第256話 バスの座席順は重要事項

 空港での点呼を終えた後は、本日のメインイベントであるちゅら海水族館へと向かうため、クラスごとに臨時バスへと乗り込む。


「他の学校の人も修学旅行に来てるんだね」

「私服なのにどうして他の学校だってわかるの?」

「ほら、一人だけ制服で来てる人がいるから」

「ほんとだ。ふっ、きっとあの人よりも夕奈ゆうなちゃんの方が賢いね!」

「夕奈なら間違えて冬服で来ると思ったんだけどね」

「そんな馬鹿やないわ!」

「期待してたのに」

「うっ、悪くないのに何故か罪悪感が……」


 唯斗ゆいとの残念そうな表情を見た夕奈は、胸を押えながら困惑してしまう。

 しかし、口ではそう言いながらも本心は夕奈の服装なんてどうでもいい彼は、さっさとバスに乗りこんで空いている席へと腰掛けた。


「ちょいちょい! 置いてくなし!」

「別にいいでしょ、話は終わったんだから」

「隣に座るんだから冷たいこと言わないでよ」

「……は?」


 彼女は「失礼しまーす♪」なんてヘラヘラしながら唯斗の隣に座ると、「ほら、シートベルトしないと」と言ってわざとらしく引っ付いてくる。


「このクラスの人数は奇数。僕は一人で悠々と座るつもりだったんだけど」

「そんな寂しいこと言わないでよ。せっかくこんなかわいい女の子がお友達なのに」

「可愛い……? 女の子……?」

「待って、可愛いはともかく女の子って事実にまで首傾げないでくれない?!」

「だって夕奈は歩く騒音機1号だし」

「2号は誰なんよ」

「……それは秘密」


 言おうかとも思ったけれど、ちょうど夕奈の後ろに花音かのんがやってきたせいで躊躇ってしまった。

 まあ、彼女が騒音機だったのは出会ってすぐだけで、それ以降は余計なお節介も焼かれてないから卒業したことにしようかな。


「私たちの仲に秘密なんていらないっしょ?」

「じゃあ、夕奈が僕の知らない秘密を吐いてくれたら教えてあげる」

「実は2キロ太った」

「へえ、つまらない秘密だね」

「つまんない言うなや! 女の子の2キロはゾウの80キロやぞ!」

「例えがよく分からないんだけど」


 そもそも、唯斗はゾウの体重がいくらなのかも知らない。ゾウが太るのかも分からない上に、太って後悔するのかも想像すらできない。

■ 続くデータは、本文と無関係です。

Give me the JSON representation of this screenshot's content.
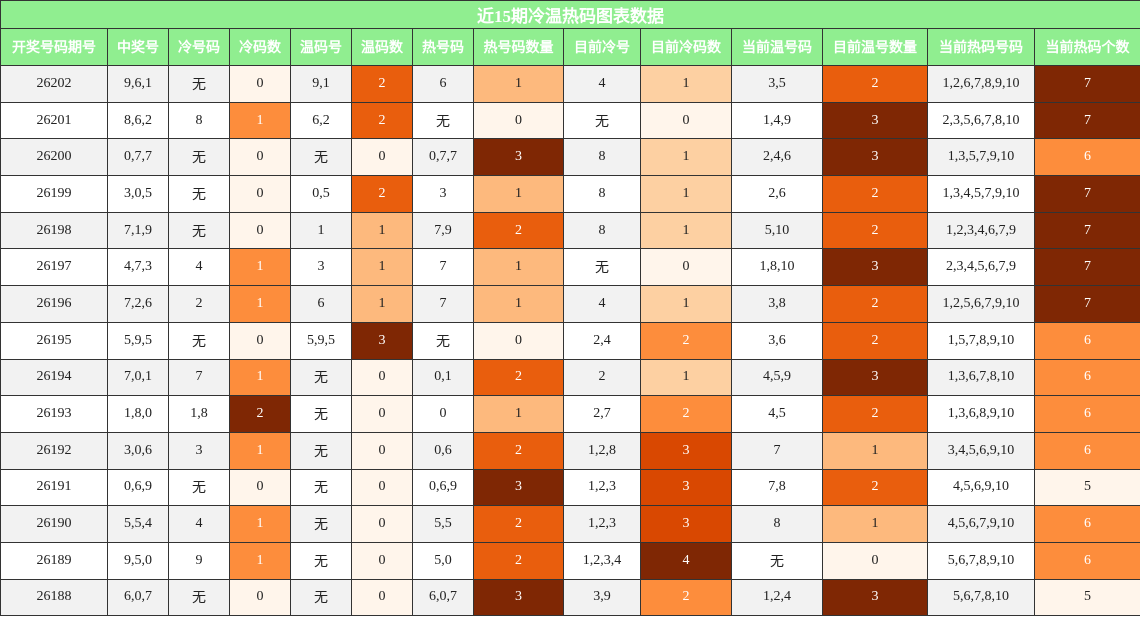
{
  "title": "近15期冷温热码图表数据",
  "table": {
    "headers": [
      "开奖号码期号",
      "中奖号",
      "冷号码",
      "冷码数",
      "温码号",
      "温码数",
      "热号码",
      "热号码数量",
      "目前冷号",
      "目前冷码数",
      "当前温号码",
      "目前温号数量",
      "当前热码号码",
      "当前热码个数"
    ],
    "rows": [
      [
        "26202",
        "9,6,1",
        "无",
        0,
        "9,1",
        2,
        "6",
        1,
        "4",
        1,
        "3,5",
        2,
        "1,2,6,7,8,9,10",
        7
      ],
      [
        "26201",
        "8,6,2",
        "8",
        1,
        "6,2",
        2,
        "无",
        0,
        "无",
        0,
        "1,4,9",
        3,
        "2,3,5,6,7,8,10",
        7
      ],
      [
        "26200",
        "0,7,7",
        "无",
        0,
        "无",
        0,
        "0,7,7",
        3,
        "8",
        1,
        "2,4,6",
        3,
        "1,3,5,7,9,10",
        6
      ],
      [
        "26199",
        "3,0,5",
        "无",
        0,
        "0,5",
        2,
        "3",
        1,
        "8",
        1,
        "2,6",
        2,
        "1,3,4,5,7,9,10",
        7
      ],
      [
        "26198",
        "7,1,9",
        "无",
        0,
        "1",
        1,
        "7,9",
        2,
        "8",
        1,
        "5,10",
        2,
        "1,2,3,4,6,7,9",
        7
      ],
      [
        "26197",
        "4,7,3",
        "4",
        1,
        "3",
        1,
        "7",
        1,
        "无",
        0,
        "1,8,10",
        3,
        "2,3,4,5,6,7,9",
        7
      ],
      [
        "26196",
        "7,2,6",
        "2",
        1,
        "6",
        1,
        "7",
        1,
        "4",
        1,
        "3,8",
        2,
        "1,2,5,6,7,9,10",
        7
      ],
      [
        "26195",
        "5,9,5",
        "无",
        0,
        "5,9,5",
        3,
        "无",
        0,
        "2,4",
        2,
        "3,6",
        2,
        "1,5,7,8,9,10",
        6
      ],
      [
        "26194",
        "7,0,1",
        "7",
        1,
        "无",
        0,
        "0,1",
        2,
        "2",
        1,
        "4,5,9",
        3,
        "1,3,6,7,8,10",
        6
      ],
      [
        "26193",
        "1,8,0",
        "1,8",
        2,
        "无",
        0,
        "0",
        1,
        "2,7",
        2,
        "4,5",
        2,
        "1,3,6,8,9,10",
        6
      ],
      [
        "26192",
        "3,0,6",
        "3",
        1,
        "无",
        0,
        "0,6",
        2,
        "1,2,8",
        3,
        "7",
        1,
        "3,4,5,6,9,10",
        6
      ],
      [
        "26191",
        "0,6,9",
        "无",
        0,
        "无",
        0,
        "0,6,9",
        3,
        "1,2,3",
        3,
        "7,8",
        2,
        "4,5,6,9,10",
        5
      ],
      [
        "26190",
        "5,5,4",
        "4",
        1,
        "无",
        0,
        "5,5",
        2,
        "1,2,3",
        3,
        "8",
        1,
        "4,5,6,7,9,10",
        6
      ],
      [
        "26189",
        "9,5,0",
        "9",
        1,
        "无",
        0,
        "5,0",
        2,
        "1,2,3,4",
        4,
        "无",
        0,
        "5,6,7,8,9,10",
        6
      ],
      [
        "26188",
        "6,0,7",
        "无",
        0,
        "无",
        0,
        "6,0,7",
        3,
        "3,9",
        2,
        "1,2,4",
        3,
        "5,6,7,8,10",
        5
      ]
    ]
  }
}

 そんな状況で面白がれと言われても、夕奈風に例えるなら『能のないたかが爪を隠す』くらい難しいことなのだ。


「とにかく秘密は教えたんだし、約束は守ってもらうかんな!」

「2号は花音だよ」

「へえ」

「どう、面白かった?」

「いや全く」

「今の気持ちを忘れないで。それ、僕が夕奈の秘密を聞いた時と同じだから」

「……確かに楽しくはないかも」

「でしょ?」


 女子高生は箸が転んでもおかしい時期とはよく言うが、さすがの夕奈もこの程度では笑わないらしい。

 そもそも、箸が転んだ程度で笑うなら、見守っていないで今すぐ病院に連れていくけど。


「でもさ、私って控えめに言って美少女やん?」

「それは否定しない」

「この顔のアイドルがいたら応援する?」

「しちゃうね」

「夕奈ちゃん、アイドルいけちゃうな……」

「やめた方がいいと思うよ」

「どして?」

「だってアイドルって変なファンとかつくし。怖い目に遭う人も沢山いるよ」

「ふふふ、心配してくれてるんだ?」

「ううん。アイドルになるとファンに守られるから、僕が夕奈を馬鹿に出来なくなるもん」

「そっちかい!」


 彼女は「馬鹿にしなくていいんだし!」と言いながらぷいっと顔を背けたが、すぐに何かを思いついたように笑顔でこちらを見つめてきた。


「唯斗君、寝たい?」

「できるならいつでも寝たいよ」

「それなら私が寝かしつけてあげる」

「どういうこと?」

「こういうこと♪」


 夕奈は後ろの席に座る女生徒に断ってから唯斗の座席を少し倒すと、彼の胸に手を当ててポンポンと一定のリズムで叩き始めた。


「到着したら起こしてあげるね」

「夕奈に……寝かしつけ、なんて……すぅ……」

「寝るのはやっ。ふふ、おやすみ」


 早起きから来る眠気の反動に抗えず、すぐに寝落ちてまった唯斗は知らない。

 夕奈が優しさを演じてまで彼を無力化し、しめしめと行おうとしていた悪事のことを。